Insurance Eligibility Verification is the procedure of obtaining the insurance status of the patient in order to minimize errors in medical claims processing information in order to avoid delays in revenue cycle management. Additionally, it provides information beforehand concerning the patient's insurance coverage, co-pays and deductibles along with services which are not covered for a particular specialty.

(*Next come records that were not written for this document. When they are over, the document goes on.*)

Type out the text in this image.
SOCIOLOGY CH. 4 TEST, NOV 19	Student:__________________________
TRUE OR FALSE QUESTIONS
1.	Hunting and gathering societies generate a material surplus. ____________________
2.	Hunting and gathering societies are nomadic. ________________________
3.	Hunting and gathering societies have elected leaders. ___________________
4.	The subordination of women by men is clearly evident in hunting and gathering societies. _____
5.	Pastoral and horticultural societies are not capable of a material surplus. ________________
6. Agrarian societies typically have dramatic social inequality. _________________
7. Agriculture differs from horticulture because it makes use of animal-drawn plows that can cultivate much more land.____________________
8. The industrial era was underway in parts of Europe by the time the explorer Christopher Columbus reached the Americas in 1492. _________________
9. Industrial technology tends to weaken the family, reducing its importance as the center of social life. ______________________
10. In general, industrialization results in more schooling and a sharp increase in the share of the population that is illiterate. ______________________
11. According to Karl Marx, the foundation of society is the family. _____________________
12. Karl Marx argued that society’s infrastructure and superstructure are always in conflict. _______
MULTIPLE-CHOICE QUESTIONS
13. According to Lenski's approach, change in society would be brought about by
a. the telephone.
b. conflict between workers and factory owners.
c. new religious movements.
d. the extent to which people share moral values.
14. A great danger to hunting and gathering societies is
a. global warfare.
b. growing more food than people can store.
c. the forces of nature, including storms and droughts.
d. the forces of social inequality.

Significance of Insurance Eligibility Verification:

Today, the patients suffer a great deal because of the major drawbacks in the eligibility and benefit verifications processes followed by many healthcare providers. The healthcare providers lose a lot of time and financial capital in delays due to time taken for medical claims processing and rejections. Therefore, so that you can streamline the access of patients off to the right physician, it is very important to obtain the medi-cal eligibility verification kept away from any delay. Furthermore, the greatest benefits of both patients along with the providers is they tend to be prepared about what is protected what is actually never to determine the very best plan of care. The verification can be achieved in two ways - by way of a call to the Insurance Company (payer) or via websites (payer or EDI). With the aid of Insurance Eligibility Verification, revenue cycle management may be improved as much as four times by lessening the quantity of rejected medical claims and improving the flow of money. Online verification saves a lot more time and facilitates collection of estimated patient payments beforehand during hospital visit saving patients from 'Balance due' statements 3 to 5 months later. Last although not the least, the efficiency and productivity of personnel at healthcare entities may also be improved by a highly effective insurance eligibility verification process.

How Insurance Eligibility Verification works?

There's two forms of Eligibility verifications. The first one can be a basic verification that gets basic coverage details of the patient as well as the co-pay and deductible details. The second reason is a lot more in-depth and necessitates the gathering of 'code specific' eligibility with annual max or lifetime max limits. The 2nd type of verification is very ideal for a number of the 'super specialties' like Cardiology, Nephrology, Urology, Chiropractice, Gastroenterology, General Surgery, Physical Therapy etc. The major advantage is in the revenue cycle management and collections, where a medical claims processing rejection can be disputed with all the payer depending on the eligibility information that has been obtained before the patient's visit.

Impact on Collections:

As explained earlier, the biggest impact of your thorough Eligibility Verification is on the revenue cycle management. Many Providers ignore Eligibility as a waste of money and energy. But, when they adopt this method, considerable time could be saved throughout the revenue cycle management causing faster medical claims processing that would deliver substantially better Collections than their current levels.